Unfortunately, against vehement objections voiced by IFAW and many other conservation and wildlife advocates, the Trump administration moved forward with finalizing rules that will make it harder for the ESA to protect imperiled wildlife. Secretary of the Interior David Bernhardt, a former oil and gas lobbyist, approved these new regulations today.
The new regulations fundamentally undermine the Act by eliminating key protections for threatened species and making it easier to degrade critical habitat. Perhaps most troubling, the new regulations reverse a critical and foundational element of the ESA that ensures only the best available science is used to determine whether a species is "threatened" or "endangered". The new regulations now allow for an analysis of economic considerations, which could influence listing decisions that should be based solely on science.

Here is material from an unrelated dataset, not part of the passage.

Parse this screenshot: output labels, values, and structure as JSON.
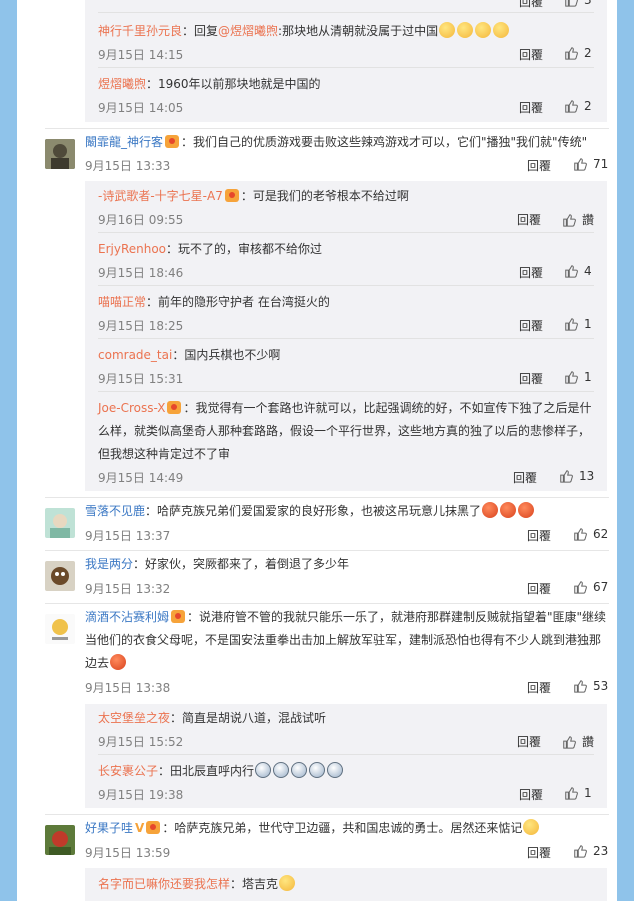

Unfortunately, these new anti-conservation regulations will prevent many species – within the U.S. and abroad – that are facing extinction from receiving the protections they desperately need. The sweeping changes place unchecked development and resource extraction above the survival of endangered plants and animals, and completely disregard the principle that one extinction can initiate an ecologically devastating chain reaction in the environment, placing other species – including humans – at risk. Instead of aiming to protect and recover imperiled plant and animal species as well as safeguard the health of our shared ecosystems, the new rules envision preserving a few representatives of each species in shrinking fragments of habitat, scattered among developed areas. While the short-term benefit to industry may be big, the ultimate cost to all of us will be many times larger.
Saving species from becoming extinct is more than just about preserving wildlife for future generations. The ESA protects not only individual species, but also integral parts of the ecosystems that provide the air we breathe, the water we drink, the parks we enjoy, and even some of the medicines upon which we rely to combat disease. People and the planet need wildlife to thrive, and our collective wellbeing will be diminished if we lose even one more species to extinction.
The shortsighted decision to remove much-needed protections for threatened and endangered species is both irresponsible and inconsistent with the intent of the ESA. We will continue to fight back against these attacks on the ESA and the imperiled animals it protects.